Merkez Bankası Döviz Kuru | |||
ALIŞ | SATIŞ | ||
USD | 0 | 0 | |
EURO | 0 | 0 | |
Dün akşam derneğimiz davetiyelerini dağıtırken ilçemizde bulunan siyasi parti başkanlarına da davetiyelerini dağıtmış; sıra iktidar partisi başkanına gelmişti. Parti o kadar cıvıl cıvıl ve canlıydı ki onları gören 5-10 dakika sonra partiye kapatma davası açılacağına inanmazdı. Başkan misafirlerini ağırlayıp bizi kabul ettiğinde heyecanla bizleri kucaklamış ve davetimize mutlaka katılacağını beyan etmiş ve bizleri sevindirmişti. Yanımda bulunan dernek başkanı da bir takım isteklerini de bu vesile ile sıraladı. Çok meşgul etmeyip ayrılırken bizim başkan “bu ne kalabalık yahu” deme ihtiyacını hissetmişti, gayri ihtiyari.

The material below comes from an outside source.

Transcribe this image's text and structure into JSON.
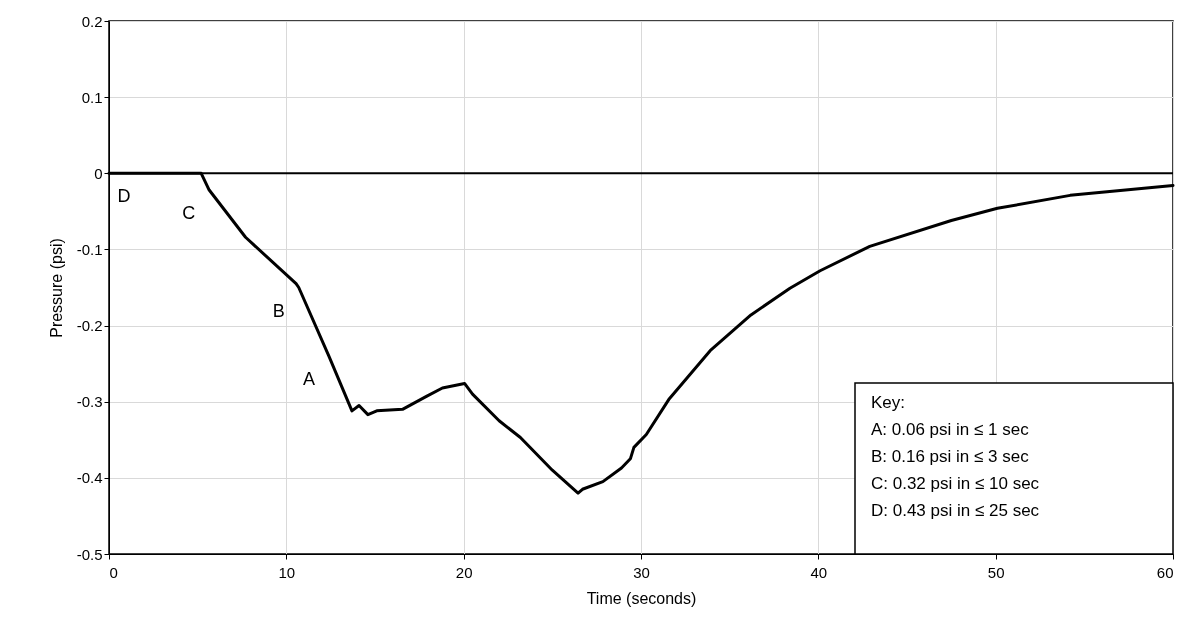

Diğer davetiyeleri dağıtırken partiye kapatma davası açıldığını duymuş ve bütün heyecanımız birden sönüvermişti. Öyle ya bundan önce de inanan insanlar için azıcık bir şeyler talep eden üç parti daha kapatılmış; kapısına kilit vurulmaya çalışılmıştı. Ancak insanımız her defasında bir çıkış yolu bulmayı başarmıştı. Bunun sonucu kapatılan partisinin bir takım mensupları daha liberal fikirlerle bu partiyi kurmuş ama inanç üzerindeki prangalar iktidarı boyunca kalpleri sıkıştırmaya devam etmişti. Fırsatını bulduğunda görece özgürlük sağlayabilecek bir iki değişiklik derin güçleri yeni tedbirler almaya itti.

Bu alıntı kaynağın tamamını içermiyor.